Dans un communiqué relayé par plusieurs médias, l’AFC/M23 a revendiqué l’opération, affirmant avoir ciblé un centre de commandement de drones des FARDC installé à l’aéroport de Bangoka. Le mouvement rebelle soutient vouloir empêcher l’utilisation de cette plateforme pour des frappes contre les zones sous son contrôle.
Les autorités congolaises, de leur côté, dénoncent une nouvelle escalade sécuritaire mettant en danger les populations civiles et les activités aériennes dans la région. Déjà au début du mois de février puis en mars 2026, plusieurs attaques similaires avaient été signalées contre le même aéroport, sans provoquer officiellement de dégâts majeurs ni de pertes humaines. Les FARDC avaient alors annoncé avoir intercepté plusieurs drones avant qu’ils n’atteignent leurs cibles.

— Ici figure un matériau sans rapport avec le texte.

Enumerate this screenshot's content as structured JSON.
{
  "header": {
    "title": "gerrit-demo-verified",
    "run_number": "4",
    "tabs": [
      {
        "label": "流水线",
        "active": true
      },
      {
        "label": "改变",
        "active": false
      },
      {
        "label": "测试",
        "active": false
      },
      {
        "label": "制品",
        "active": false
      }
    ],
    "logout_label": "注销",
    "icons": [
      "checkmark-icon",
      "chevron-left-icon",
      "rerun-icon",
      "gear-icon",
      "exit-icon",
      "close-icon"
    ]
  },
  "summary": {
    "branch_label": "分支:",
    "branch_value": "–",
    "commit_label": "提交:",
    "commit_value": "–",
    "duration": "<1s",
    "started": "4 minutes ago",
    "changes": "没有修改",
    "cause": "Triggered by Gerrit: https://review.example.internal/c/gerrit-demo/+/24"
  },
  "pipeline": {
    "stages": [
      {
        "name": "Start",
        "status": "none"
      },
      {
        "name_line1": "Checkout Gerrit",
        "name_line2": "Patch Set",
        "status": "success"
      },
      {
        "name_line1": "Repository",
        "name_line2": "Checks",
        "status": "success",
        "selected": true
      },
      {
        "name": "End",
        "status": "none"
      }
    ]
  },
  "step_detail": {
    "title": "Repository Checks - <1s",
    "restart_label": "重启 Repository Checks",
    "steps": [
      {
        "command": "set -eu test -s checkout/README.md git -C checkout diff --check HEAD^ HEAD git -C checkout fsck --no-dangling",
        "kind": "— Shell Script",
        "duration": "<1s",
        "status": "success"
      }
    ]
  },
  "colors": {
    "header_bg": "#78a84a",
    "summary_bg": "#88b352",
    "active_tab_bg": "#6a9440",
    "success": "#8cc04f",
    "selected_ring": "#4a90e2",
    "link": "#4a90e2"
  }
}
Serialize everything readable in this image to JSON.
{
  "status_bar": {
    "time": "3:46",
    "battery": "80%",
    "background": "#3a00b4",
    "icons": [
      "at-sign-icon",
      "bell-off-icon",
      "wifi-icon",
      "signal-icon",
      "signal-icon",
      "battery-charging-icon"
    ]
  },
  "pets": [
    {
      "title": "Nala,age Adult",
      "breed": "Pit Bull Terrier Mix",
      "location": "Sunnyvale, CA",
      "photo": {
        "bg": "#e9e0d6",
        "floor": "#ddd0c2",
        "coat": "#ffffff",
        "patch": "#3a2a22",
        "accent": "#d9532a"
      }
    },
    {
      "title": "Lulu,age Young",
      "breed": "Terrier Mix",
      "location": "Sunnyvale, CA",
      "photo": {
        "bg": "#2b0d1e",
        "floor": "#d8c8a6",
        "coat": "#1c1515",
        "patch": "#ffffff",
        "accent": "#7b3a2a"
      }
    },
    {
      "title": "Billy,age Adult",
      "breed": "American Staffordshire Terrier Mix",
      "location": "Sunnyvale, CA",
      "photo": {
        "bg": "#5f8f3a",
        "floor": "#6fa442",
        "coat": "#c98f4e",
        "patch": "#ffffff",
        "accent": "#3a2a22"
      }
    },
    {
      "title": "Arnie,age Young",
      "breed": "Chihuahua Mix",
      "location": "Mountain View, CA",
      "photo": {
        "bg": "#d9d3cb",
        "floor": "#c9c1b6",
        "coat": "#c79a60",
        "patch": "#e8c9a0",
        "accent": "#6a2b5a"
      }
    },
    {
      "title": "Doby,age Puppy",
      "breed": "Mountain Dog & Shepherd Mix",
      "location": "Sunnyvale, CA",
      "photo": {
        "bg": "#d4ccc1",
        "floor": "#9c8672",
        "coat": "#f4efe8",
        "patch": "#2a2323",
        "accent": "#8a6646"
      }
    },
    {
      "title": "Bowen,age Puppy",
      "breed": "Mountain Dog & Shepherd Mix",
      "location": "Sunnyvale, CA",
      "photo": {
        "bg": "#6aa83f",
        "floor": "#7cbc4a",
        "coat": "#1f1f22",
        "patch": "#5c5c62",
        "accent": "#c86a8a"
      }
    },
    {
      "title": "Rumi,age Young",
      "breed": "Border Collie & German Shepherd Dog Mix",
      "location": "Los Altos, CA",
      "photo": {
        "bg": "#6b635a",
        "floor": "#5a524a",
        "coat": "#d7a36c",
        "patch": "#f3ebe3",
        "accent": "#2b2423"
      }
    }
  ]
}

Situé à une vingtaine de kilomètres du centre-ville de Kisangani, l’aéroport international de Bangoka constitue une infrastructure stratégique majeure de la RDC. Il sert aussi bien aux vols civils qu’aux opérations militaires et logistiques.
Cette attaque intervient dans un contexte régional particulièrement tendu, alors que les affrontements persistent dans l’Est de la RDC malgré plusieurs initiatives diplomatiques et des discussions de cessez-le-feu engagées sous médiation internationale.